After Bosclair retired, and as long as his health allowed, he came in to fry up bacon for the egg sandwiches, breakfast burritos and his namesake burger, and to take lunch orders over the phone. He died in 2003, at age 83. The city of West Sacramento named a park on Lake Washington Boulevard in his honor.
“It’s the pride of my life,” his daughter says. “He was so devoted to this community.”
Like the building itself, little about the menu has changed since 1963. The Ericsons have added a few items but taken nothing away. They now put a dollop of sour cream on the tacos, which was unheard of in the early days. The bacon-and-egg sandwich was introduced in the 1980s, after a milkman making his delivery to Whitey’s asked Bosclair to fry up some eggs he had in his truck and make him a sandwich. It caught on with customers and comes on a bun with cheese and homemade salsa.
Adela Alonzo, who worked for Bosclair, introduced her family’s Mexican recipes to the menu.
Everything is cooked to order. Meat and bread are delivered fresh daily.
“There’s nothing that’s ready when you walk up to the window, sitting in a warmer, waiting to hand out,” Steve says. “If you want a hot dog, we have to grill the bun first.”
He works 12-hour shifts Monday through Friday when the restaurant is open and spends his Saturdays food shopping and prepping. He underwent a five-way heart bypass a few years ago. Paula is a breast cancer survivor. She works Wednesdays at the restaurant and spends the rest of the week doing the books and babysitting their grandchildren.
None of their kids are interested in taking over Whitey’s.
“They’ve gone on to other things, and we respect that,” Paula says.

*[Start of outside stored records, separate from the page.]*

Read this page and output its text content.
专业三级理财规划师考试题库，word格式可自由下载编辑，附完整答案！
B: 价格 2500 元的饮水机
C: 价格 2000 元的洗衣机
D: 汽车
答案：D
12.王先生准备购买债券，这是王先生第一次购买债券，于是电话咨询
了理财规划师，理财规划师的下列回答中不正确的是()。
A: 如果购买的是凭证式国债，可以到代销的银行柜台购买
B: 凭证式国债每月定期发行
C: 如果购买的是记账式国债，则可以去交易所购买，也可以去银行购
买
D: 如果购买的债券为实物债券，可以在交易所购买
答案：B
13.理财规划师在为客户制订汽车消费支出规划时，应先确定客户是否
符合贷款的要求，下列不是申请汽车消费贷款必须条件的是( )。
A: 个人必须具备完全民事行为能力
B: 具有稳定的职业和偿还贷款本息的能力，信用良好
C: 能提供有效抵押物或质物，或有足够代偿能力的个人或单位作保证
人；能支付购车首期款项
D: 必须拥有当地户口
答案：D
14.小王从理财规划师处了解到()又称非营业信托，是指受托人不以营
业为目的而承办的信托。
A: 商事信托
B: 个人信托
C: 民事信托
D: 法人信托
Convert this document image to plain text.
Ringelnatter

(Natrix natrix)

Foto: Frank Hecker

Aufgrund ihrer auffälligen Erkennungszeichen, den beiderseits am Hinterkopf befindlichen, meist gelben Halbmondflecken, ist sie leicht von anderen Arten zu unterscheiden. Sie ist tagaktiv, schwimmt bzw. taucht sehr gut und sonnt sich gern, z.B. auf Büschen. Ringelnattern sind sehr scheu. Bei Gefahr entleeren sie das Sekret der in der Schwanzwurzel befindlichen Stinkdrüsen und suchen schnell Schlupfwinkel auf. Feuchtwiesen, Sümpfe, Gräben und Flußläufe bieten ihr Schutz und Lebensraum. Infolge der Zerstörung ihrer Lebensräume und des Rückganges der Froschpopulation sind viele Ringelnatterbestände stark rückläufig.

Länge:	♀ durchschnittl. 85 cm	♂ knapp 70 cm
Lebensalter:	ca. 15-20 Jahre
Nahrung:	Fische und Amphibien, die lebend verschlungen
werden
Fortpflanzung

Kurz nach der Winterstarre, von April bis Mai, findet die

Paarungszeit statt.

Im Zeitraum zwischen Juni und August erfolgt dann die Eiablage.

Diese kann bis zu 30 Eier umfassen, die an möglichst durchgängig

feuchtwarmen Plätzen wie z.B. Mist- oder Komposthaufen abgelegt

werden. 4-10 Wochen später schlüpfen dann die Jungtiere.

The recession has taken its toll, despite the reasonably priced food, and business always dips 20 to 30 percent in the winter, when chilly and sometimes rainy weather discourages outdoor dining.
“Thank goodness our overhead is low,” says Steve, 58. “It’s just a little tin building. We’re not paying for fancy lighting and waterfalls.”
“Are we happy that our four kids are raised at this time in our life, with the economy the way it is? Yes,” says Paula, who is 55. “We’re just making it. We hope this passes in a time frame that we can catch up. That will determine when we can retire.”
They’re happy that Whitey’s Jolly Kone can serve up a bit of nostalgia along with the burgers and shakes.
“Everybody has that special place they went to growing up,” Steve says. “That’s the way it is for our customers and their kids and grandkids. Whitey poured the concrete for the pillars when he added the awning, and there are people who still come here who carved their initials in them when they were in high school.
“This is Whitey’s place, not Steve’s. I try to keep things just the way Whitey would have wanted,” he says.